Сиротские платья Прады и ее мешковатые костюмы, наглухо закрытые сложносоставленные черные наряды Ямамото, поэтический оверсайз Марджелы, перелицованный и перекроенный, деформированные, с наростами, горбами и шишками, силуэты Рей Кавакубо — у каждого из них были свои способы деконструкции. Но все они отталкивались от «соблазнительных изгибов» и прочих клише, подчеркивая, гротескно заостряя, странности и несовершенства, показывая, что в разности, в нестандартности, в выламывании из общего ряда и есть красота, что странное, неформатное и лишенное всякого лоска может быть куда сексуальней совершенного, потому что обостряет чувства, заставляет работать интеллект и воображение.
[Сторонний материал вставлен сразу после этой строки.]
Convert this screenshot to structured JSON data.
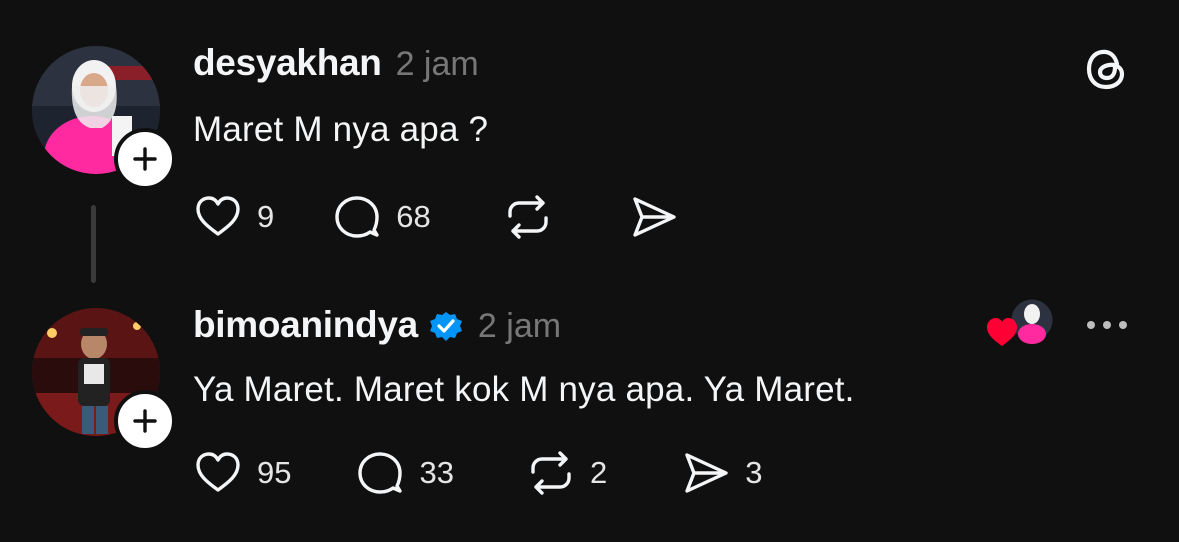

Их стараниями красота в том виде, в котором понимала ее вся послевоенная мода, конвенциональная красота, перестала быть модной. Идеальность обветшала — со славой высоких каблуков и накрученных локонов.
Новая мода началась с размывания гендерных ролей и стандартов. С асексуальности Алессандро Микеле и его юношей и девушек в одинаковой одежде, часто именно женской, и неотличимых друг от друга, когда определение «сексуальный» даже не возникало рядом с этим феноменом. С гротескных гиперобъемов и многослойности Демны Гвасалии, у которого мужчины и женщины разного возраста, но одинаково неглянцевой, нарочито обычной и на самом деле исключительно неординарной для моды внешности были одеты в почти одинаковые костюмы, халаты, парки. С развинчивания всех кодов и стилей у Рафа Симонса и последующего свинчивания из разных их частей пленительных в своей непредсказуемости сочетаний. И конечно, с новой женственности Фиби Файло, с ее триумфом покоя и воли, бесконечно роскошной и свободной красоты, отказывающейся себя экспонировать и как-то объективировать.
Огромные свитера, тяжелые пальто, мужские пиджаки на три размера больше и грубая обувь давно уже стали общим местом, бесконечно воспроизводимым массмаркетом, а мини и кроп-топы никуда не делись с подиума. Но крошечные юбки и голые торсы у Прады, равно как и спандексные комбинезоны Гвасалии, обтягивающие тело буквально от макушки до пяток, эти прежние клише «сексуальности», совершенно перестали восприниматься как нечто, призванное соблазнять и завлекать. Потому что они настолько радикально реконтекстуализировались, так оторвались от сексуализации и объективации, что их больше невозможно описывать в прежних категориях. Как невозможно описывать в прежних категориях и сексуальность.
Восемь лет назад в связи с появлением новой фэшн-волны я писала, что женщины не хотят быть hot, но хотят быть cool,— сегодня я бы сказала, что само это «hot» перестало выглядеть привычным образом. И если бы я стала объяснять, что же такое это нынешнее «hot», то использовала бы слова «странность», «уязвимость», «насмешливость» и даже, наверное, «тревожность», даже она может входить в понятие «hot» одной из составляющих. Но главное — это отсутствие видимых усилий, старания и стремления соответствовать, которые и есть самая несексуальная вещь на свете.